04 junho 2008

O Ensino de Jesus – Integridade e Obediência

Introdução

Hoje concluiremos a série de mensagens intitulada “O Ensino de Jesus”. No sermão do monte Ele fez afirmações que podem muito bem ser consideradas as bases do seu evangelho. Durante esses domingos nos debruçamos sobre algumas dessas importantes questões do ensino de Cristo.

Vimos que, embora a reforma protestante, de certa forma, tenha colocado a ajuda aos pobres debaixo de um nevoeiro teológico, o Senhor Jesus afirmou que devemos considerar o socorro aos necessitados tão espiritual quanto oração e Jejum. Somos salvos pela graça de Deus, mas o Senhor nos salvou com o propósito de que vivamos vidas marcadas pelas boas obras.

Depois ouvimos o Senhor Jesus dizer que nossas orações a Deus devem ser como uma conversa entre dois amigos. A oração não é uma forma de pressionar Deus ou impressionar as pessoas, mas sim o sinal de intimidade com o Senhor. Por isso, a oração deve encontrar lugar na discrição e, sobretudo, na solitude. Além disso, nas conversas entre amigos não há lugar para as frases repetidas tantas vezes que perdem o sentido.

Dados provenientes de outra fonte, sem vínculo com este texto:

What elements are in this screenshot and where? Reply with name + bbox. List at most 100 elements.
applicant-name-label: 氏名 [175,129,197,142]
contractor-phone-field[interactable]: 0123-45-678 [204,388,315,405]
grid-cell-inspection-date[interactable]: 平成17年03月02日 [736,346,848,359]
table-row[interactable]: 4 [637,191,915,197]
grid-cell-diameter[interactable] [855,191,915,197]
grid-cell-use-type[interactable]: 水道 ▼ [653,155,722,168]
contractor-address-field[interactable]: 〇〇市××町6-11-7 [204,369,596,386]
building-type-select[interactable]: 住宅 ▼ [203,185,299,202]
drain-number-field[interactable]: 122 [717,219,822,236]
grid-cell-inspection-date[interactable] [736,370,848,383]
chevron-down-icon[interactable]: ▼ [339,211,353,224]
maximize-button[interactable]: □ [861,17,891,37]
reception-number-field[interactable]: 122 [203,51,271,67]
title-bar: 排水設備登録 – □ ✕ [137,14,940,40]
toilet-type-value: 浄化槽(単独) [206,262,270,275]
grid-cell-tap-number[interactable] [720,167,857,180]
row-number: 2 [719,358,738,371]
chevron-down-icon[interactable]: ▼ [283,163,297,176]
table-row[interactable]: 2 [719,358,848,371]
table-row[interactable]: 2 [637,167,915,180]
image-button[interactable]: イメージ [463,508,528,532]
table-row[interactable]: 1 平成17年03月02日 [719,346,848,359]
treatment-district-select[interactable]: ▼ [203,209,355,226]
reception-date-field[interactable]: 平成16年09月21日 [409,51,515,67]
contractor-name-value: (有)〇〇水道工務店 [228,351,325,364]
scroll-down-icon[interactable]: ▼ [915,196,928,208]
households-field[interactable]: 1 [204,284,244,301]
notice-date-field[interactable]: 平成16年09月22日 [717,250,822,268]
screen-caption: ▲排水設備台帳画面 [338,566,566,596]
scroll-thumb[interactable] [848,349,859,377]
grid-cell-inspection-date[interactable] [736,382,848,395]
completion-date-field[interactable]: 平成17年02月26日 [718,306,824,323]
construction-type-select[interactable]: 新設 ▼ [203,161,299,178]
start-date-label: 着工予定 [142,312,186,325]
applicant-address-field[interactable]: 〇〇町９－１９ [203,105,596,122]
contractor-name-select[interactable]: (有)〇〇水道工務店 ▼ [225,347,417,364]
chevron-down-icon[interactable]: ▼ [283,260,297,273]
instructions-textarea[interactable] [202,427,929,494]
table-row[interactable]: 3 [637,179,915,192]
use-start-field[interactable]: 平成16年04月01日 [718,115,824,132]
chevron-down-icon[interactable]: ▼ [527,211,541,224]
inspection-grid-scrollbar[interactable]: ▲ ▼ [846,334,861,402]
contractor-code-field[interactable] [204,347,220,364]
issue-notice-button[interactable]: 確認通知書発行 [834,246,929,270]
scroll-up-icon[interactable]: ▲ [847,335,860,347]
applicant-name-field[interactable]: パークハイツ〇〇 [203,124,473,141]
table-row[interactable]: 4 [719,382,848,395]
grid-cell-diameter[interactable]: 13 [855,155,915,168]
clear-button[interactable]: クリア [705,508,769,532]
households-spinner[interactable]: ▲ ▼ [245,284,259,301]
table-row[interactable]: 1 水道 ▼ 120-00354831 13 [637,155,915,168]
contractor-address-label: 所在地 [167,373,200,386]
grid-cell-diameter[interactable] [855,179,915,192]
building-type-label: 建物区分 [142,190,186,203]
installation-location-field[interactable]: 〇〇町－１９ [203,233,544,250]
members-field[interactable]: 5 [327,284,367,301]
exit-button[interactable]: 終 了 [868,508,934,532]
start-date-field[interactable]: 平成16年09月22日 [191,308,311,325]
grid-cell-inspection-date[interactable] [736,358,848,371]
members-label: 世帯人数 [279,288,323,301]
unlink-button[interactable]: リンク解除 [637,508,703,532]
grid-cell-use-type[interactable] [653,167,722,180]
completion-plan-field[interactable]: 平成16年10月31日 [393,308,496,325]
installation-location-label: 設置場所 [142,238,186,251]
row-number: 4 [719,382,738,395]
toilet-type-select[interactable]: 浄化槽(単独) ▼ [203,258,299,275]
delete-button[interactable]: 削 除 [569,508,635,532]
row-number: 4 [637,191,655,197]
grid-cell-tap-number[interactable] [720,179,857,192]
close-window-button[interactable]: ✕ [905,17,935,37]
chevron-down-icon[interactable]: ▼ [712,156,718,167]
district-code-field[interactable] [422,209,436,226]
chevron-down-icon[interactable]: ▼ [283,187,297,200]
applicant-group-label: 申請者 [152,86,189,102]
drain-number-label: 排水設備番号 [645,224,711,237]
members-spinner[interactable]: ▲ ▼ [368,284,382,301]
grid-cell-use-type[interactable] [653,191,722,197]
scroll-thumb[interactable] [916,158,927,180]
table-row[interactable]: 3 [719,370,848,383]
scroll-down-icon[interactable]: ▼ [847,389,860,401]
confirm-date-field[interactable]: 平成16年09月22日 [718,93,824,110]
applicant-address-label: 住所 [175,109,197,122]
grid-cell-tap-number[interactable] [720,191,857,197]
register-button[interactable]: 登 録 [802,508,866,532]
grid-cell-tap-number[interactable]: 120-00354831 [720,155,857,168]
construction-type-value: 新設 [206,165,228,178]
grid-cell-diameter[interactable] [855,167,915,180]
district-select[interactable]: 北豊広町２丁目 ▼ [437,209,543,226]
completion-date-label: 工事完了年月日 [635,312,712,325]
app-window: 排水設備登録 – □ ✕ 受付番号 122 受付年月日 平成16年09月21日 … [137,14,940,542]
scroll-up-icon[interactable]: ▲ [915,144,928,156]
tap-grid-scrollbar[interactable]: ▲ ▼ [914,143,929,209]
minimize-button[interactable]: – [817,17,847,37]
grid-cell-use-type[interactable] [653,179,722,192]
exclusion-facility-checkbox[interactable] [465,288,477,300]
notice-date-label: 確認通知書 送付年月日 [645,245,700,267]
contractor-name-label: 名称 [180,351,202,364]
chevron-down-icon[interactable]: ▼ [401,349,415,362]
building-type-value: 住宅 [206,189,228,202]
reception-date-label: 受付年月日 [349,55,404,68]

O jejum completa o trio de disciplinas espirituais que o Senhor recomendou. Jejum e oração estão sempre juntos. Não é dieta nem greve de fome. Também não é um jeito de mostrar que é espiritual. É abster-se do alimento, que sustenta o corpo, para declarar sua confiança Naquele que dá vida ao corpo, à alma e ao espírito humano. Por isso, os efeitos do jejum não são sobre o corpo, mas sobre nossa arrogância e auto-suficiência.

Em seguida, ouvimos os conselhos do filho de Deus para que não procuremos saciar nossa necessidade de segurança acumulando tesouros. Os tesouros daqui são voláteis; podem ser roubados, destruídos ou estragados, e no final ficam aqui mesmo. Essa necessidade que temos, de tesouros que nos deixem seguros, deve nos levar a buscar abrigo em Deus. A paz e a segurança que ansiamos estão em nos relacionarmos com Ele, não em guardar bens, posições, status, realizações ou qualquer outra coisa.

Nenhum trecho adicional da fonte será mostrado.